Konflik di Yaman berawal dari kegagalan Presiden Ali Abdullah Saleh, yang berkuasa sejak Yaman bersatu pada 1990, mengalihkan kekuasaan kepada Wakil Presiden Abdurabbuh Mansour Hadi menyusul Musim Semi Arab tahun 2011. Sejak itu, Hadi membuat kesepakatan dengan berbagai pihak, termasuk kelompok jihadis, pemberontak di selatan, dan loyalis Saleh, untuk mengatasi korupsi, pengangguran, dan kekurangan pangan.
Kelompok Syiah Houthi, yang sebelumnya bermusuhan dengan pemerintahan Saleh, mengambil keuntungan dengan merebut beberapa kota, hingga pernah menduduki San’a, ibu kota Yaman. Bersama kelompok Sunni, dan aparat yang setia kepada Saleh, Houthi bisa ”mengusir” Hadi ke luar dan kemudian menetap di Arab Saudi pada Maret 2015.

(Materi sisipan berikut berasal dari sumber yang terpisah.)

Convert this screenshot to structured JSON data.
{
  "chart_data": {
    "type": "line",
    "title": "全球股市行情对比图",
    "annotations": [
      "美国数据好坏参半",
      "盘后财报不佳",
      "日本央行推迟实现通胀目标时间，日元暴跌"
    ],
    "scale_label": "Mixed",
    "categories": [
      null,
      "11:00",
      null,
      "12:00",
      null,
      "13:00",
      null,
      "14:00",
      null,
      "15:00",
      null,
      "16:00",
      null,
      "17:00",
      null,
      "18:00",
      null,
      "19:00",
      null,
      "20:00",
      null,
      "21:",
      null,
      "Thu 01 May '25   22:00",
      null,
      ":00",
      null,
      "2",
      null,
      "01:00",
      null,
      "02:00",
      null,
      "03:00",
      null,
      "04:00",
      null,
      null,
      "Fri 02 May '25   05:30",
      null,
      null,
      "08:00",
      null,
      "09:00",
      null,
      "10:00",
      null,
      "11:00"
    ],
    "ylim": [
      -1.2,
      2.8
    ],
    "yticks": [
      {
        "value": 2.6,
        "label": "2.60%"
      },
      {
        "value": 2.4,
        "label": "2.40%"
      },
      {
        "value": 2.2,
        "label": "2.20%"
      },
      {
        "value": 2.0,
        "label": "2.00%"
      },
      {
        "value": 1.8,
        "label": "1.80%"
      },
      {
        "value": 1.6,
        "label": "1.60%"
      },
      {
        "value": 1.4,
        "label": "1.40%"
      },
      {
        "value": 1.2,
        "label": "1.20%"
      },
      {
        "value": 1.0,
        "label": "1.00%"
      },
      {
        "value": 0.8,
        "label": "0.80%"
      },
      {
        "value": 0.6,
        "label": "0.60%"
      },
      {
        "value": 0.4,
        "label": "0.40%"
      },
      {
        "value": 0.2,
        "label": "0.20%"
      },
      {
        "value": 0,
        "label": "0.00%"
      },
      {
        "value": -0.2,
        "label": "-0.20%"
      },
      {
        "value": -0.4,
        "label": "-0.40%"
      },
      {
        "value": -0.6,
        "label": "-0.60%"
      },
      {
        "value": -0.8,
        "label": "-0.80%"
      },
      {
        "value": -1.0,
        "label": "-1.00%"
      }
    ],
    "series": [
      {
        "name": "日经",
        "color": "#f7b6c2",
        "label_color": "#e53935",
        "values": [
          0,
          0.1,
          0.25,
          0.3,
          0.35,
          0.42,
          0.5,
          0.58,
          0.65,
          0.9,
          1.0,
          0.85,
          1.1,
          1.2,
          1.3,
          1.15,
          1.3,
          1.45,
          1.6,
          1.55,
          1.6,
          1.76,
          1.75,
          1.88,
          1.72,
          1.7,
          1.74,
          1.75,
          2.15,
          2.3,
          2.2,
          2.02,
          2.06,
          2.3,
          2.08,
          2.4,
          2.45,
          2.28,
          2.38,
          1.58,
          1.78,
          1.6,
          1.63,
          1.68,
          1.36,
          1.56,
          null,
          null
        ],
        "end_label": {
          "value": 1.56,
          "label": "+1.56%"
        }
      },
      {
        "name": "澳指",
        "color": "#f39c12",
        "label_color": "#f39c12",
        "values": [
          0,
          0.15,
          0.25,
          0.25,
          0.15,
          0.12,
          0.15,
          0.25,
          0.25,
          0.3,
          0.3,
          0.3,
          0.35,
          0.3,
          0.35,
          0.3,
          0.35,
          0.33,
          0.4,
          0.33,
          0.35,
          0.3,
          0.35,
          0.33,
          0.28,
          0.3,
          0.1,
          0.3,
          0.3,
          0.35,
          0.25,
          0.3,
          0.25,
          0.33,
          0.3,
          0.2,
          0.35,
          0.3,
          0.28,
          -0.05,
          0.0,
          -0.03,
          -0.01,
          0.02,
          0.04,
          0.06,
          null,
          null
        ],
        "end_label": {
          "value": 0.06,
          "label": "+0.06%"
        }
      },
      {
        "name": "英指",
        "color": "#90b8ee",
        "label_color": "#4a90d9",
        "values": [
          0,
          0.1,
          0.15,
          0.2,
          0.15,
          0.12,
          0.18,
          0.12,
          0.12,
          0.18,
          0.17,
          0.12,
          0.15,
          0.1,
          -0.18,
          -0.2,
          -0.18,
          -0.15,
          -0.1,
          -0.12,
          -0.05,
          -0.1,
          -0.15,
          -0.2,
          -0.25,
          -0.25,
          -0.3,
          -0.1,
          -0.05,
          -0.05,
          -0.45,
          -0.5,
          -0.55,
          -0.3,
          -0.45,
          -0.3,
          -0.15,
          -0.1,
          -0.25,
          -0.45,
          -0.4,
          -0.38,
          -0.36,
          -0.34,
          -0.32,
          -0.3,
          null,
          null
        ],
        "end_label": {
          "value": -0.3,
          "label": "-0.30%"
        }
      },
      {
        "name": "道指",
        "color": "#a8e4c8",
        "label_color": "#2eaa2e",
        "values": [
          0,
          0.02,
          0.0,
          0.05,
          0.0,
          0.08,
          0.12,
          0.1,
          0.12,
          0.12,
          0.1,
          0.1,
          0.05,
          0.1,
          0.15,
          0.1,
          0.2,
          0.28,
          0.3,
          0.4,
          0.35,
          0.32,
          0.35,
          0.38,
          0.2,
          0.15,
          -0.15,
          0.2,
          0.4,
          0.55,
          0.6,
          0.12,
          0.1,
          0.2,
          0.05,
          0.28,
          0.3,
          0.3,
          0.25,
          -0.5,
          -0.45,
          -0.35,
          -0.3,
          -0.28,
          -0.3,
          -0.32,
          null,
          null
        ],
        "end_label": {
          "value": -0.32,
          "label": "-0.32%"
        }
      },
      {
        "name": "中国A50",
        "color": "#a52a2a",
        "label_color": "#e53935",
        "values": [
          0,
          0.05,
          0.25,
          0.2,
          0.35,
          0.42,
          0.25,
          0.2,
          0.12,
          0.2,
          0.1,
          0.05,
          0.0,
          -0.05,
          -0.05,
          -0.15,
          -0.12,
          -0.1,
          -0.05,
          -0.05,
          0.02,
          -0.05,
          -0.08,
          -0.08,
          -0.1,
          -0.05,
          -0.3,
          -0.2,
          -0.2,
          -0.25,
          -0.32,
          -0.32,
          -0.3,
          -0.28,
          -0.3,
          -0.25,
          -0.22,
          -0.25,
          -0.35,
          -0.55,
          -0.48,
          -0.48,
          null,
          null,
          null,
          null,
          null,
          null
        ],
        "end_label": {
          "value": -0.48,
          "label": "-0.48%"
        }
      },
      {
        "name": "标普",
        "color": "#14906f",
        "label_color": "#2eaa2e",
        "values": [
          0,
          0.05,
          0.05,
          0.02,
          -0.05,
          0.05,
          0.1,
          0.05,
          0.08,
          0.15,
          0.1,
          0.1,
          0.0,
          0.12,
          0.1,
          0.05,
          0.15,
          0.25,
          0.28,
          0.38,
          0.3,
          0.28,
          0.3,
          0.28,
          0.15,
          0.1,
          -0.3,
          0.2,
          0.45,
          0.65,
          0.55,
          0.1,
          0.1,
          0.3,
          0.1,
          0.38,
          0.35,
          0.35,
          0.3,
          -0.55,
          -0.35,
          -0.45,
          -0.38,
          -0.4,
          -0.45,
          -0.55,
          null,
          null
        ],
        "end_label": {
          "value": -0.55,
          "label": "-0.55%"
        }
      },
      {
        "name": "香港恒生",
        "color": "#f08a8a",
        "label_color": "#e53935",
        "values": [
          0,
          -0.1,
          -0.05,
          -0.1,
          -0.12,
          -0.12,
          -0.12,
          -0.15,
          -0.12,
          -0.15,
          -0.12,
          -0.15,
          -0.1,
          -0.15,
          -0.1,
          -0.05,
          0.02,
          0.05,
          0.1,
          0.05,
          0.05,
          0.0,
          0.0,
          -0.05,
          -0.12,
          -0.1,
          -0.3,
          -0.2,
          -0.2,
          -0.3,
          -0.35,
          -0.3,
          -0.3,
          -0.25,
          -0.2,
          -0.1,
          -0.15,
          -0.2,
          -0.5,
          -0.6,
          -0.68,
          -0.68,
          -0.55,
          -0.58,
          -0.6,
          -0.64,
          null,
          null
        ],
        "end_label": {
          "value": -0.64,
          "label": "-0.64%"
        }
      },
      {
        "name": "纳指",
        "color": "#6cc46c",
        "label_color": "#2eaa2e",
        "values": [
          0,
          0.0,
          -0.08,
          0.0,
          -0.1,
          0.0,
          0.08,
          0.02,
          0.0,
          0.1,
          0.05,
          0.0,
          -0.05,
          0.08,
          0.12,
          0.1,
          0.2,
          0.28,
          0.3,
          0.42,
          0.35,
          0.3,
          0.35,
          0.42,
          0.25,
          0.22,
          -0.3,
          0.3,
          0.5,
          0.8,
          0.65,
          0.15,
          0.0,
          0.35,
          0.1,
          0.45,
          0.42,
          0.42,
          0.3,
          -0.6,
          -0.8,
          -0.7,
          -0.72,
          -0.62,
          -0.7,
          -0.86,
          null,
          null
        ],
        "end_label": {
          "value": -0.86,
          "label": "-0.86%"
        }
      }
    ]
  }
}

Arab Saudi bersama negara-negara Teluk membentuk koalisi untuk memerangi Houthi di Yaman. Koalisi ini mendapat bantuan persenjataan dari Inggris, Perancis, dan Amerika Serikat. Namun, hingga empat tahun berselang, koalisi belum juga bisa melumpuhkan Houthi dan kawan-kawan.
Dewan Transisi Selatan (STC) terbentuk sebulan setelah Hadi memecat Gubernur Aden Aidarus al-Zoubaidi karena diduga memiliki agenda tersembunyi, yakni memprioritaskan gerakan kemerdekaan Yaman Selatan. Terdiri atas 26 anggota, STC mencakup lima gubernur dari Yaman Selatan dan dua mantan menteri pada masa pemerintahan Saleh.
Pada Agustus 2019 muncul bentrokan antara pasukan Hadi yang didukung Arab Saudi dan STC yang diketahui didukung Uni Emirat Arab (UEA). STC menuduh Hadi salah kelola dan memiliki hubungan dengan kaum jihadis.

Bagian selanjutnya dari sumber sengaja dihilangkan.